PUBLISHED: 15:18 13 November 2001 | UPDATED: 10:50 03 March 2010

SHADOW Education Secretary Damian Green was the latest high-profile politician to visit Ipswich during the by-election campaign today.

He was in town to find out about problems faced by parents looking for high school places for their children.

SHADOW Education Secretary Damian Green was the latest high-profile politician to visit Ipswich during the by-election campaign today.

He was in town to find out about problems faced by parents looking for high school places for their children.

He visited Chris Coaker, whose plight was featured in The Evening Star when he was trying to find High School places for his children Heidi and Liesl.

The family moved from Dickleburgh in Norfolk into a home in Phoenix Road, near Copleston High School, but because that was full they were told to go to Holywells High.

The youngsters could not settle there and have now got places at Farlingaye in Woodbridge where they are very happy.

Mr Green said the situation showed the lack of flexibility in the schools in Ipswich.

"There needs to be a more sensible approach to allocating school places, which takes into account the fact that people move home throughout the year," he said.

A legal judgement in 1997, the Rotherham Judgement, meant that schools were not able to keep places free if people from outside the catchment area applied for them.

"The government is currently preparing an Education Bill. There is no reason why this rule cannot be changed.

"And schools should be allowed some flexibility. Is the world going to come to an end if there is occasionally 31 pupils in a class? Isn't that a better short-term solution than bussing pupils across the county," he said.

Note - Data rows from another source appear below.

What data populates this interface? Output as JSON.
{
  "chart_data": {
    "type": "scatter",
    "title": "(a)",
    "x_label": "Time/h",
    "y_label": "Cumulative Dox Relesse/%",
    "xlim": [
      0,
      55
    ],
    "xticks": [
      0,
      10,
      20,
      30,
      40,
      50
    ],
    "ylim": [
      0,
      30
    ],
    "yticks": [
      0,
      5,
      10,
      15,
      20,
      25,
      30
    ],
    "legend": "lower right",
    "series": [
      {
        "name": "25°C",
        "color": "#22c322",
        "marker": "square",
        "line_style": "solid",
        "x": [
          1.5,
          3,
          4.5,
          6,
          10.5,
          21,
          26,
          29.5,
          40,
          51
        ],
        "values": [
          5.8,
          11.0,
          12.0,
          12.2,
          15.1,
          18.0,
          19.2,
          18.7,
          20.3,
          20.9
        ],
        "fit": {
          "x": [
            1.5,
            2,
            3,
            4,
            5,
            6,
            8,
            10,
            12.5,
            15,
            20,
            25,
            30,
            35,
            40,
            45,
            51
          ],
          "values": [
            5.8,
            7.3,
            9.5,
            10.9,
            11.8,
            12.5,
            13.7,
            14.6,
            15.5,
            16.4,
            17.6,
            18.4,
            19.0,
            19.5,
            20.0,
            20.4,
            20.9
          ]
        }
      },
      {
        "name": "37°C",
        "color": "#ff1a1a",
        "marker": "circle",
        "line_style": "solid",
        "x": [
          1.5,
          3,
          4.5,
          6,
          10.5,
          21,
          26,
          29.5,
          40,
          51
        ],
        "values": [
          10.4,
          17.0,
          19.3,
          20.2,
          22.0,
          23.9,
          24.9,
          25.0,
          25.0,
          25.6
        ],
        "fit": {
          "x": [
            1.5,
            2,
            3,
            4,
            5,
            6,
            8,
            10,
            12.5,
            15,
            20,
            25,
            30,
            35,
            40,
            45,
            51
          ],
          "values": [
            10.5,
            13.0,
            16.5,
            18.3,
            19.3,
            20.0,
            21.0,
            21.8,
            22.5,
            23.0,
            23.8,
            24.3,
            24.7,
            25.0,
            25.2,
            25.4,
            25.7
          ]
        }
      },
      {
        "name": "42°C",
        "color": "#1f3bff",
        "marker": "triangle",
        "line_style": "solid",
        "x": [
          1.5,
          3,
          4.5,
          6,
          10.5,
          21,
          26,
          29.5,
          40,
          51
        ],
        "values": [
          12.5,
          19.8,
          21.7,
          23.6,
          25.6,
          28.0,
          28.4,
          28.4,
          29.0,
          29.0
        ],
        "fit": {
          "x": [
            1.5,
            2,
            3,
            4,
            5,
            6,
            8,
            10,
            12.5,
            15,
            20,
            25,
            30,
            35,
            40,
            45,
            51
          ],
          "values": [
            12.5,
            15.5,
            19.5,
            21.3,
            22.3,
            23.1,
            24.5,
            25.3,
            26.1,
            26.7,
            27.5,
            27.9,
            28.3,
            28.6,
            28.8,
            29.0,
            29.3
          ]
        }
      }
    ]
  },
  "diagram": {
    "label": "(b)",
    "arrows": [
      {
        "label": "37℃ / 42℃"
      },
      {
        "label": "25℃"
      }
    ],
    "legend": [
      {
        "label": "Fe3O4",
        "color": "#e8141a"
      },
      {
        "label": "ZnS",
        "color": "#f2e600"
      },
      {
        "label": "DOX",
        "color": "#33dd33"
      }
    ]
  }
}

He was supporting Tory candidate Paul West who has been campaigning for a new high school to be built in north Ipswich – especially with plans for a new 1,500-home estate off Westerfield Road.

"It is ridiculous for the Labour-controlled county council to say a new high school isn't necessary – they need to get real," he said.

Leading Liberal Democrat MP Professor Steve Webb was also in town to press his party's campaign for free off-peak bus travel for pensioners, disabled people, and students aged under 19.

He was also highlighting figures which showed that last year there were 25,000 "cold-related" winter deaths.